[plt-scheme] Question about variable scope in lists

From: Joe Marshall (jrm at ccs.neu.edu)
Date: Mon Feb 28 13:58:37 EST 2005

A00453721 at itesm.mx writes:

>   For list-related administrative tasks:
>   http://list.cs.brown.edu/mailman/listinfo/plt-scheme
>
> Greetings. First of all, I would like to clarify that, while I am a CS student,
> I'm not explicitly asking for help on my assignment. I would just like an
> explanation of why is this happening:
>
> Currently, I'm investigating the effects of destructive modifications on
> variables passed to procedures using Dr. Scheme.

Scheme is a `call-by-value' language.  Variables are *never* passed to
procedures, only the *value* of the variable is passed.  (In fact,
variables themselves are not denotable objects in Scheme.)

> While reading the "Teach yourself Scheme in fixnum days" study book, I found
> this destructive code which reverses a list "in-place".
>
> (define reverse!
>   (lambda (s)
>     (let loop ((s s) (r '()))
>       (if (null? s) r
>       (let ((d (cdr s)))
>             (set-cdr! s r)
>         (loop d s))))))
>
> However, I tried it in the interactions windows like this:
>
> ( define U '( 1 2 3 4 5 6 7 8 ) )
> ( reverse!
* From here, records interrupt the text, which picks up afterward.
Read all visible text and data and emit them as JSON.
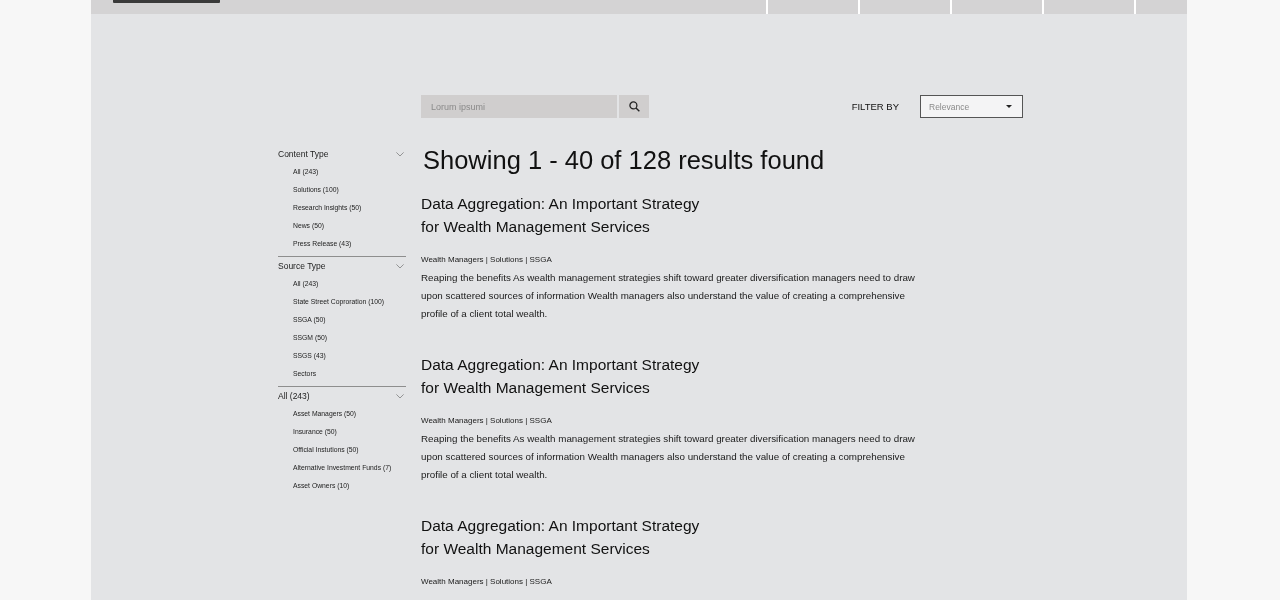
{
  "search": {
    "placeholder": "Lorum ipsumi"
  },
  "filter": {
    "label": "FILTER BY",
    "value": "Relevance"
  },
  "sidebar": {
    "sections": [
      {
        "title": "Content Type",
        "expanded": true,
        "items": [
          "All (243)",
          "Solutions (100)",
          "Research Insights (50)",
          "News (50)",
          "Press Release (43)"
        ]
      },
      {
        "title": "Source Type",
        "expanded": true,
        "items": [
          "All (243)",
          "State Street Coproration (100)",
          "SSGA (50)",
          "SSGM (50)",
          "SSGS (43)",
          "Sectors"
        ]
      },
      {
        "title": "All (243)",
        "expanded": true,
        "items": [
          "Asset Managers (50)",
          "Insurance (50)",
          "Official Instutions (50)",
          "Alternative Investment Funds (7)",
          "Asset Owners (10)"
        ]
      }
    ]
  },
  "results_heading": "Showing 1 - 40 of 128 results found",
  "results": [
    {
      "title": "Data Aggregation: An Important Strategy for Wealth Management Services",
      "meta": "Wealth Managers | Solutions | SSGA",
      "body": "Reaping the benefits As wealth management strategies shift toward greater diversification managers need to draw upon scattered sources of information Wealth managers also understand the value of creating a comprehensive profile of a client total wealth."
    },
    {
      "title": "Data Aggregation: An Important Strategy for Wealth Management Services",
      "meta": "Wealth Managers | Solutions | SSGA",
      "body": "Reaping the benefits As wealth management strategies shift toward greater diversification managers need to draw upon scattered sources of information Wealth managers also understand the value of creating a comprehensive profile of a client total wealth."
    },
    {
      "title": "Data Aggregation: An Important Strategy for Wealth Management Services",
      "meta": "Wealth Managers | Solutions | SSGA"
    }
  ]
}
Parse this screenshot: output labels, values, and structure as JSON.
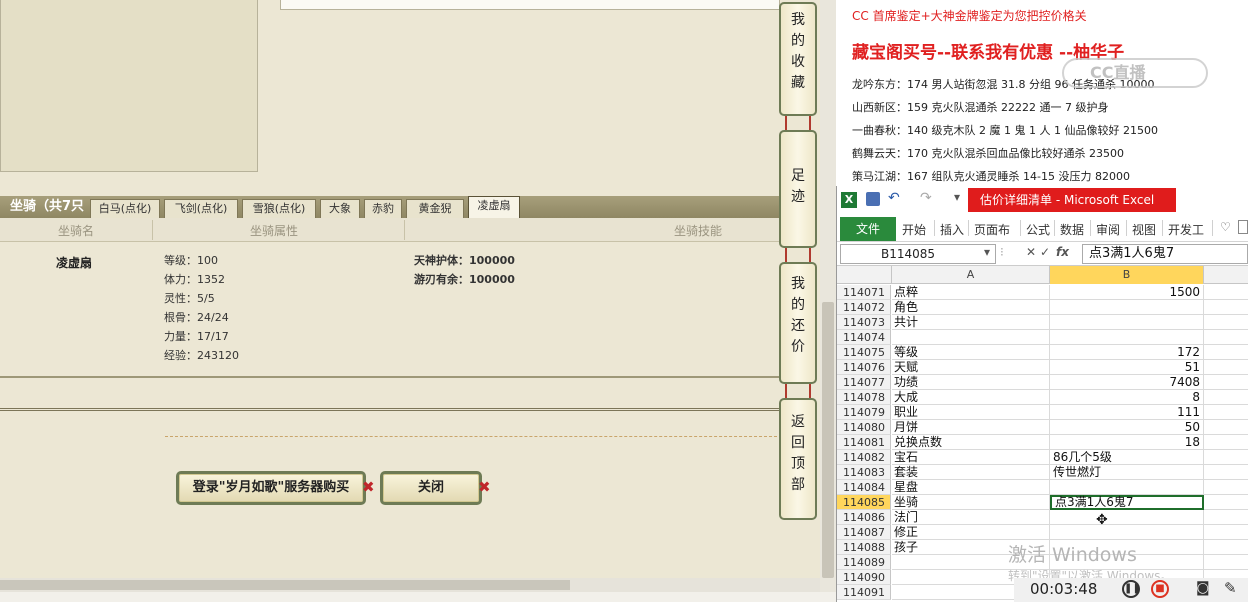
{
  "game": {
    "mount_count": "坐骑（共7只",
    "tabs": [
      "白马(点化)",
      "飞剑(点化)",
      "雪狼(点化)",
      "大象",
      "赤豹",
      "黄金猊",
      "凌虚扇"
    ],
    "active_tab": "凌虚扇",
    "headers": {
      "name": "坐骑名",
      "attrs": "坐骑属性",
      "skills": "坐骑技能"
    },
    "mount": {
      "name": "凌虚扇",
      "attrs": [
        "等级：100",
        "体力：1352",
        "灵性：5/5",
        "根骨：24/24",
        "力量：17/17",
        "经验：243120"
      ],
      "skills": [
        "天神护体：100000",
        "游刃有余：100000"
      ]
    },
    "buttons": {
      "login_buy": "登录\"岁月如歌\"服务器购买",
      "close": "关闭"
    },
    "side_buttons": [
      "我的收藏",
      "足迹",
      "我的还价",
      "返回顶部"
    ]
  },
  "article": {
    "promo": "CC 首席鉴定+大神金牌鉴定为您把控价格关",
    "headline": "藏宝阁买号--联系我有优惠 --柚华子",
    "lines": [
      "龙吟东方：174 男人站街忽混 31.8 分组 96 任务通杀 10000",
      "山西新区：159 克火队混通杀 22222 通一 7 级护身",
      "一曲春秋：140 级克木队 2 魔 1 鬼 1 人 1 仙品像较好 21500",
      "鹤舞云天：170 克火队混杀回血品像比较好通杀 23500",
      "策马江湖：167 组队克火通灵睡杀 14-15 没压力 82000"
    ],
    "watermark": "CC直播"
  },
  "excel": {
    "title": "估价详细清单 - Microsoft Excel",
    "file_tab": "文件",
    "ribbon_tabs": [
      "开始",
      "插入",
      "页面布",
      "公式",
      "数据",
      "审阅",
      "视图",
      "开发工"
    ],
    "name_box": "B114085",
    "formula": "点3满1人6鬼7",
    "columns": [
      "A",
      "B"
    ],
    "rows": [
      {
        "n": "114071",
        "a": "点粹",
        "b": "1500",
        "num": true
      },
      {
        "n": "114072",
        "a": "角色",
        "b": ""
      },
      {
        "n": "114073",
        "a": "共计",
        "b": ""
      },
      {
        "n": "114074",
        "a": "",
        "b": ""
      },
      {
        "n": "114075",
        "a": "等级",
        "b": "172",
        "num": true
      },
      {
        "n": "114076",
        "a": "天赋",
        "b": "51",
        "num": true
      },
      {
        "n": "114077",
        "a": "功绩",
        "b": "7408",
        "num": true
      },
      {
        "n": "114078",
        "a": "大成",
        "b": "8",
        "num": true
      },
      {
        "n": "114079",
        "a": "职业",
        "b": "111",
        "num": true
      },
      {
        "n": "114080",
        "a": "月饼",
        "b": "50",
        "num": true
      },
      {
        "n": "114081",
        "a": "兑换点数",
        "b": "18",
        "num": true
      },
      {
        "n": "114082",
        "a": "宝石",
        "b": "86几个5级"
      },
      {
        "n": "114083",
        "a": "套装",
        "b": "传世燃灯"
      },
      {
        "n": "114084",
        "a": "星盘",
        "b": ""
      },
      {
        "n": "114085",
        "a": "坐骑",
        "b": "点3满1人6鬼7",
        "active": true
      },
      {
        "n": "114086",
        "a": "法门",
        "b": ""
      },
      {
        "n": "114087",
        "a": "修正",
        "b": ""
      },
      {
        "n": "114088",
        "a": "孩子",
        "b": ""
      },
      {
        "n": "114089",
        "a": "",
        "b": ""
      },
      {
        "n": "114090",
        "a": "",
        "b": ""
      },
      {
        "n": "114091",
        "a": "",
        "b": ""
      }
    ]
  },
  "windows_watermark": {
    "line1": "激活 Windows",
    "line2": "转到\"设置\"以激活 Windows。"
  },
  "recorder": {
    "time": "00:03:48"
  }
}
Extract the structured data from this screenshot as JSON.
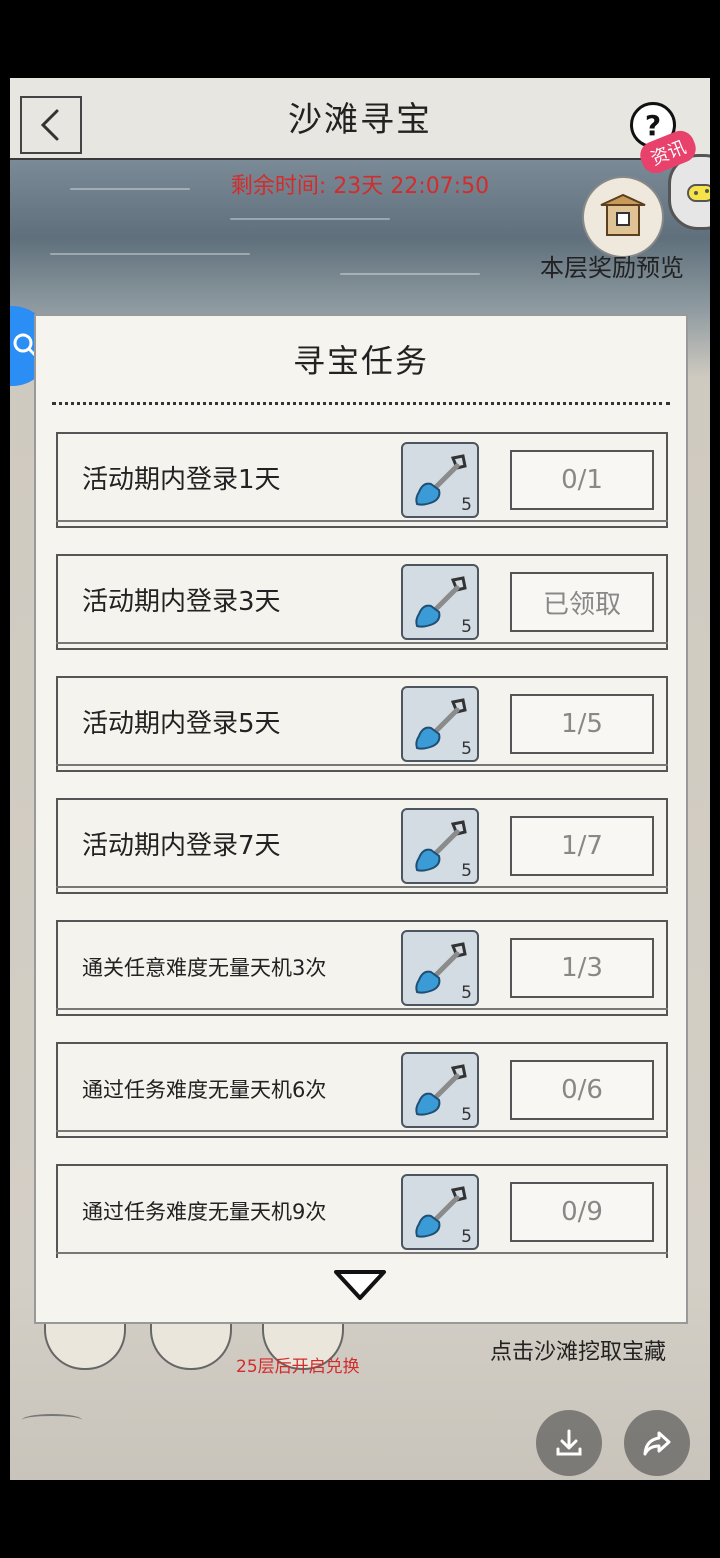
{
  "header": {
    "title": "沙滩寻宝",
    "help": "?"
  },
  "timer": {
    "text": "剩余时间: 23天 22:07:50"
  },
  "news_badge": "资讯",
  "reward_preview": {
    "label": "本层奖励预览"
  },
  "modal": {
    "title": "寻宝任务",
    "tasks": [
      {
        "label": "活动期内登录1天",
        "reward_count": "5",
        "status": "0/1"
      },
      {
        "label": "活动期内登录3天",
        "reward_count": "5",
        "status": "已领取"
      },
      {
        "label": "活动期内登录5天",
        "reward_count": "5",
        "status": "1/5"
      },
      {
        "label": "活动期内登录7天",
        "reward_count": "5",
        "status": "1/7"
      },
      {
        "label": "通关任意难度无量天机3次",
        "reward_count": "5",
        "status": "1/3"
      },
      {
        "label": "通过任务难度无量天机6次",
        "reward_count": "5",
        "status": "0/6"
      },
      {
        "label": "通过任务难度无量天机9次",
        "reward_count": "5",
        "status": "0/9"
      }
    ]
  },
  "bottom": {
    "unlock_text": "25层后开启兑换",
    "dig_hint": "点击沙滩挖取宝藏"
  },
  "colors": {
    "timer": "#d42b2b",
    "badge": "#e8416b",
    "float_button": "#2b8ef5",
    "shovel_blade": "#3b9bd6"
  }
}
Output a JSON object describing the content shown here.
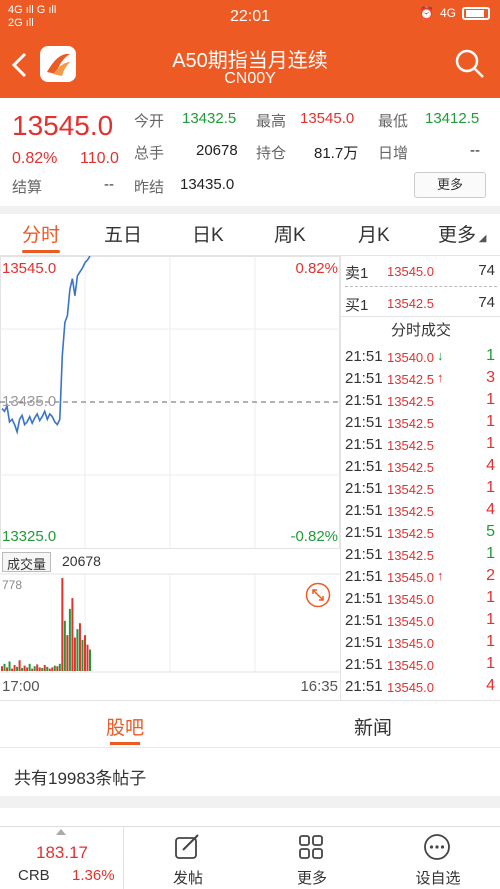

U )
>
> Not to my surprise, the output was:
>
> (8 7 6 5 4 3 2 1)  
>
> but when I asked the interpreter to reevaluate U, it just displayed:
>
> (1)

Details are important here, so first let me introduce some terms:

  An `identifier' is word in your program. `lambda', `s', `U', and
  `define' are all examples of identifiers.

  Some identifiers, like `U', `s', and `reverse!', refer to
  variables.  Other identifiers, like `define', `lambda', and `let',
  indicate special syntactic forms.

  As the program executes, variables become associated with values.
  Depending on the context, a variable may be associated with many
  different values *at the same time*.  (Consider a recursive
  program.  Each `active' or pending recursive call will have its own
  set of values that are private to that particular invokation.)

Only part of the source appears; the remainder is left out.